Companies that manufacture drugs or other medical products often have websites with lots of information aimed specifically at paitents. (Remember, you’re a patient now, not a person. But don’t hesitate to look at the portions of the website reserved for doctors or healthcare professionals.) Some people avoid these sites, fearing that they are tainted or biased. It is true that they are highly specific and they do provide information on their products rather than generic, across-the-board information. But if you might benefit from their drug or medical therapy, by all means, check it out. Nobody knows a product better than its manufacturer.

As you troll around the Internet for medical information, keep a notepad nearby and write down questions, ideas, thoughts, or even strange words that come up.

Words can be looked up; there are lots of medical dictionaries online (just Google for medical dictionary). As questions or concerns come to mind, note them and take them to your doctor at the next visit.

As a patient, you should feel free to bring in your notepad and any questions you have. There are websites that let you print out check lists or questions that you can take to your doctor. Don’t worry if your favorite sites do not have these; make your own.

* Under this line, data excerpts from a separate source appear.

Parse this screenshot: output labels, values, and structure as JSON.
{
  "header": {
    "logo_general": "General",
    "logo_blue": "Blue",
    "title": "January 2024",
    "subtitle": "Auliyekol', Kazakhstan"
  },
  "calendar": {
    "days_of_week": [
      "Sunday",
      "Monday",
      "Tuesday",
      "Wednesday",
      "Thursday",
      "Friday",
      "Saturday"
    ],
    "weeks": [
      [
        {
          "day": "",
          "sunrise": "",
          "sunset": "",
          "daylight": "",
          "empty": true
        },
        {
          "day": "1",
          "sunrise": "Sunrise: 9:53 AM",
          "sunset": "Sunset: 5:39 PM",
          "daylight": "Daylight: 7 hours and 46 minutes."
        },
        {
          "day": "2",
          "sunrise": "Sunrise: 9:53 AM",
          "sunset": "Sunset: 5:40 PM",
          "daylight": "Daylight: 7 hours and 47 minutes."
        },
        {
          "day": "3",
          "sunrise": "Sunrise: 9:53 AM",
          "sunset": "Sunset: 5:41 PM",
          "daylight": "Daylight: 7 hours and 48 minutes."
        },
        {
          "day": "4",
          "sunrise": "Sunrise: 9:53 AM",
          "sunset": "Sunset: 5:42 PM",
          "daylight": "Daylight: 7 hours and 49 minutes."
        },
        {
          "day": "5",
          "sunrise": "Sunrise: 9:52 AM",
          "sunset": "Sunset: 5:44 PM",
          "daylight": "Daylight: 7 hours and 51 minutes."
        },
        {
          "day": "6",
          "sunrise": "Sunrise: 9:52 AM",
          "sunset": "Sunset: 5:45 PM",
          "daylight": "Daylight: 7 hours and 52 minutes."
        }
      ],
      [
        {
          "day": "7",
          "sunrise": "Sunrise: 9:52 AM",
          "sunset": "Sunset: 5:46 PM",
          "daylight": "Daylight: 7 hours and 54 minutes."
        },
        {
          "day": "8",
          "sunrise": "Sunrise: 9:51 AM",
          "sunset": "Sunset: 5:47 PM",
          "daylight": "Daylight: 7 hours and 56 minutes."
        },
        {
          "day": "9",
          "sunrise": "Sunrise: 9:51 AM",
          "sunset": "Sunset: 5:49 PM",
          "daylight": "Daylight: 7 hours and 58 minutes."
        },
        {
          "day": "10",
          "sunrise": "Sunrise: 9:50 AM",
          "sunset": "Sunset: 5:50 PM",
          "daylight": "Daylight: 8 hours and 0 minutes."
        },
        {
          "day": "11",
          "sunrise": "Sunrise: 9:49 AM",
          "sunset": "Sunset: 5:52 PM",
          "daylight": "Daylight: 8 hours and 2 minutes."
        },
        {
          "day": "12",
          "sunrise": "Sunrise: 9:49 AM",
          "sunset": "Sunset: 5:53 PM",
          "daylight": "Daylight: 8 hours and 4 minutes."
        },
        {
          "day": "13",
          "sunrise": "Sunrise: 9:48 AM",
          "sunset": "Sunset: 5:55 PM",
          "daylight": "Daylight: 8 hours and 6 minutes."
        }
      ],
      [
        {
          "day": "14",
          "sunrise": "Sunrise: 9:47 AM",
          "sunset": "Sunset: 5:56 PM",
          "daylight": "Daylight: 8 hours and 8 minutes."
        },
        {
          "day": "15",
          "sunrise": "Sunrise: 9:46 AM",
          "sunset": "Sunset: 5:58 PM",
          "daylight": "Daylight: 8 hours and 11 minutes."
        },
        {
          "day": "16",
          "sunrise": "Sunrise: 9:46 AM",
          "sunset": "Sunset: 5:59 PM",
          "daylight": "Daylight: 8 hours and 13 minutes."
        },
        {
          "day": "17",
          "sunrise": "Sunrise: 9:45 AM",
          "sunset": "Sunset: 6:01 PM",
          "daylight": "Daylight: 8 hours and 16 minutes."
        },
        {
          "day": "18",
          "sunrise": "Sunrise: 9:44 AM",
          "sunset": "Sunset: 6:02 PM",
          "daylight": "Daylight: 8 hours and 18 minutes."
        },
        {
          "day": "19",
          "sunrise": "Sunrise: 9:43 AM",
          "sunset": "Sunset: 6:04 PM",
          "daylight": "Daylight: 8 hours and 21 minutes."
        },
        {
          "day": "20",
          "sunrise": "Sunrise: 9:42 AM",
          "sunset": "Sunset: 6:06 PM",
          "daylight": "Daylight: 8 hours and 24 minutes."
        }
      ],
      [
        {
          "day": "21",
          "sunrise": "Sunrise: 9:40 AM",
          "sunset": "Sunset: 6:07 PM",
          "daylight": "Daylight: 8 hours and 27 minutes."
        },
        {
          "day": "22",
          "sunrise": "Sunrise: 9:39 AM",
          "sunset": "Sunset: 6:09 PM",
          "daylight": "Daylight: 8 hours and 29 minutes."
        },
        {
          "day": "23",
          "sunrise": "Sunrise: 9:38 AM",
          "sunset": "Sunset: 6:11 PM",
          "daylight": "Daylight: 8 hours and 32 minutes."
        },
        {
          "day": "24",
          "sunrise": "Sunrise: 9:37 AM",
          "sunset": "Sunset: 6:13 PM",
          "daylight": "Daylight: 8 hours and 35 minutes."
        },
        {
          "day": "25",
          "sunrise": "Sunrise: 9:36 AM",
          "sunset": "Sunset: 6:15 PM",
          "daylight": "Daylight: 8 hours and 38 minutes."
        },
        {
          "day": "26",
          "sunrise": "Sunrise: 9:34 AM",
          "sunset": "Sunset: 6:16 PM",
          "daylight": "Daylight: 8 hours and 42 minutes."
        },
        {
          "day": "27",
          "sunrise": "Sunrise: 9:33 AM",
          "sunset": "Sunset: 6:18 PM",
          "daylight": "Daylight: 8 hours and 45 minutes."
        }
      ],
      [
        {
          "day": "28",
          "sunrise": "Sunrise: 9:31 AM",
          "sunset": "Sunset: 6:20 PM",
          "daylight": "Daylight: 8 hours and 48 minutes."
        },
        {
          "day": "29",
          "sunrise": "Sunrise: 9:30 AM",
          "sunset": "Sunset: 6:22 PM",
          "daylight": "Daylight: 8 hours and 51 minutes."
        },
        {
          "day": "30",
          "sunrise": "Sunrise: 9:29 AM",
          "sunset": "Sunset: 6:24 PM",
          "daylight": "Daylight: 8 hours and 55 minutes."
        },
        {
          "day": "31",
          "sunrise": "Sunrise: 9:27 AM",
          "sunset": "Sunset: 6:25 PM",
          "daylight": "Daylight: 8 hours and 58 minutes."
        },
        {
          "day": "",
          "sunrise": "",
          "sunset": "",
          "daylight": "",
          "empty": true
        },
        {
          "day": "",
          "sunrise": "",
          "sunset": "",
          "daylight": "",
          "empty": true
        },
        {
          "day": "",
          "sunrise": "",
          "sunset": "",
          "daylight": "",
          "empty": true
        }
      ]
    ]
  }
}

When visiting the doctor, it is a great idea to take along somebody (like a family member or a close friend) who can help you listen. Doctors are crunched for time and generally do not lavish individuals with as much attention as they might need to get the full story. That’s why you need to take charge of the meeting and ask the questions you want answered.

If your doctor does not live up to your expectations or if you feel that his or her answers are not thorough or correct, find a new doctor.

The old idea that your doctor will “take care of you” is no longer true. However, a patient willing to do some Internet leg work, keep notes, and truly get passionate about finding out what is wrong, you can do a lot to get the quality healthcare you deserve.